Fused is designed for teams seeking to simplify their workflows and accelerate the creation and delivery of data products. It's ideal for organizations that need a scalable solution to handle growing data sizes while minimizing the time spent on data engineering.
Why Python, when there's spatial SQL?
Python is the go-to language for spatial data science. Although spatial SQL joins and transformations can be efficiently performed using PostGIS in an external database, you may eventually need to convert that data to Pandas and NumPy for further processing and analysis, especially for detailed operations on raster arrays. Additionally, you can run SQL directly on Fused using Python libraries like DuckDB, combining the strengths of both approaches.
What's the benefit of geo partitioning vector tables?
It enables efficient reading of large datasets by strategically partitioning GeoParquet files. Fused's GeoParquet format includes metadata that allows for spatial filtering of any dataset, loading only the chunks relevant to a specific area of interest. This approach reduces memory usage and allows you to work with any size dataset with just Python.
When should I ingest a file vs. load it as is?
You should ingest a file if it has a spatial component and you plan to visualize it or use it for downstream analysis. Ingesting allows for more efficient and lightweight repeated access. On the other hand, if the file is small (under 100 MB), fits into memory, and is intended for a one-off operation, you should load it as is. This approach avoids the overhead of ingestion for single-use or infrequent access scenarios.
Which authentication methods do you support?
Fused currently uses Auth0 to support authentication via Google and GitHub.

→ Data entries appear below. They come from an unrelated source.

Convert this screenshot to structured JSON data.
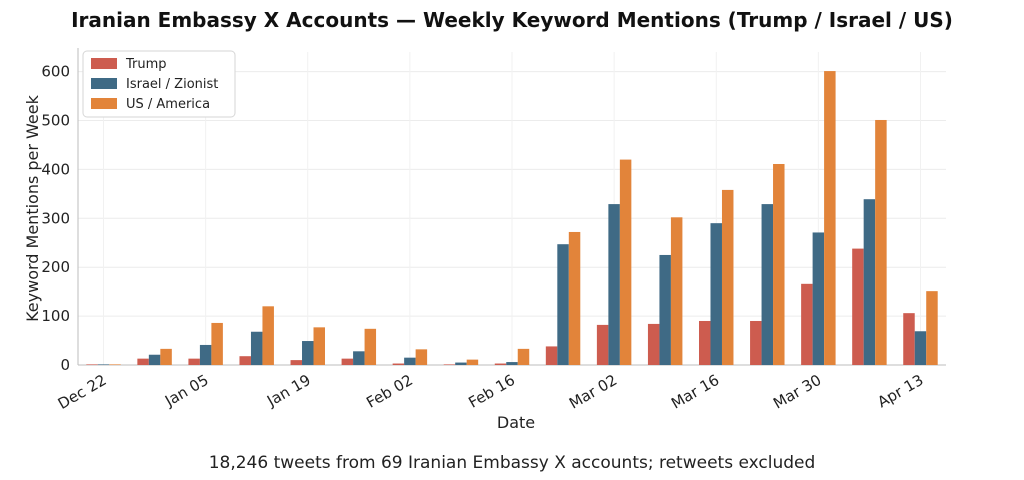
{
  "chart_data": {
    "type": "bar",
    "title": "Iranian Embassy X Accounts — Weekly Keyword Mentions (Trump / Israel / US)",
    "subtitle": "18,246 tweets from 69 Iranian Embassy X accounts; retweets excluded",
    "xlabel": "Date",
    "ylabel": "Keyword Mentions per Week",
    "ylim": [
      0,
      640
    ],
    "yticks": [
      0,
      100,
      200,
      300,
      400,
      500,
      600
    ],
    "grid": true,
    "legend_position": "top-left",
    "weeks": [
      "Dec 22",
      "Dec 29",
      "Jan 05",
      "Jan 12",
      "Jan 19",
      "Jan 26",
      "Feb 02",
      "Feb 09",
      "Feb 16",
      "Feb 23",
      "Mar 02",
      "Mar 09",
      "Mar 16",
      "Mar 23",
      "Mar 30",
      "Apr 06",
      "Apr 13"
    ],
    "xtick_labels": [
      "Dec 22",
      "Jan 05",
      "Jan 19",
      "Feb 02",
      "Feb 16",
      "Mar 02",
      "Mar 16",
      "Mar 30",
      "Apr 13"
    ],
    "series": [
      {
        "name": "Trump",
        "color": "#cd5c4f",
        "values": [
          0,
          13,
          13,
          18,
          10,
          13,
          3,
          0,
          3,
          38,
          82,
          84,
          90,
          90,
          166,
          238,
          106
        ]
      },
      {
        "name": "Israel / Zionist",
        "color": "#3f6a85",
        "values": [
          1,
          21,
          41,
          68,
          49,
          28,
          15,
          5,
          6,
          247,
          329,
          225,
          290,
          329,
          271,
          339,
          69
        ]
      },
      {
        "name": "US / America",
        "color": "#e2843a",
        "values": [
          0,
          33,
          86,
          120,
          77,
          74,
          32,
          11,
          33,
          272,
          420,
          302,
          358,
          411,
          601,
          501,
          151
        ]
      }
    ]
  }
}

How do we configure Github integration?
To configure the integration, connect your GitHub repository and provide us with the repository name and details. We'll activate it for you.
Is there a way to set environment variables or secrets/API keys?
Save environment variables and secrets to an .env
file as shown here to make them available to UDFs as environment variables.
How can I share utility modules between UDFs?
Troubleshooting
Error: Access is not configured for you in the Fused Workbench. Please refresh the page if you think this is an error, or get in touch if you require further help. Cause: Realtime instance not configured.
This error occurs when you try to run a UDF with an account associated with a workspace environment that does not have a realtime instance configured. This means that there are no worker nodes available to run the UDF. To resolve this issue, please get in touch with the Fused team team to ensure your account is associated with an environment with a realtime instance.
When Troubleshooting this error, it may help to navigate to your account's User Profile page to determine if the account is associated with an environment and realtime instance, as shown here.
Error: No such file or directory: '/mnt/cache/'
This error occurs when a UDF attempts to access the /mnt/cache
disk when it is not available for the environment. To resolve this issue, please contact the Fused team to ensure that the cache directory is available for your account.
Error: No space left on the device: '/tmp/'
This error occurs when a UDF attempts to write more data than the /tmp
directory of the real-time instance can handle. Realtime instances have a limited amount of space available and are ephemeral between runs. You might want to consider writing to /mnt/cache
disk instead.
Error: Quota limit: Number of running instances
Fused batch jobs, which are initiated with run_remote, require a server quota to be enabled for your account. These include data ingestion jobs. If you encounter this error, please contact the Fused team to request an increase in the quota allotted to your account.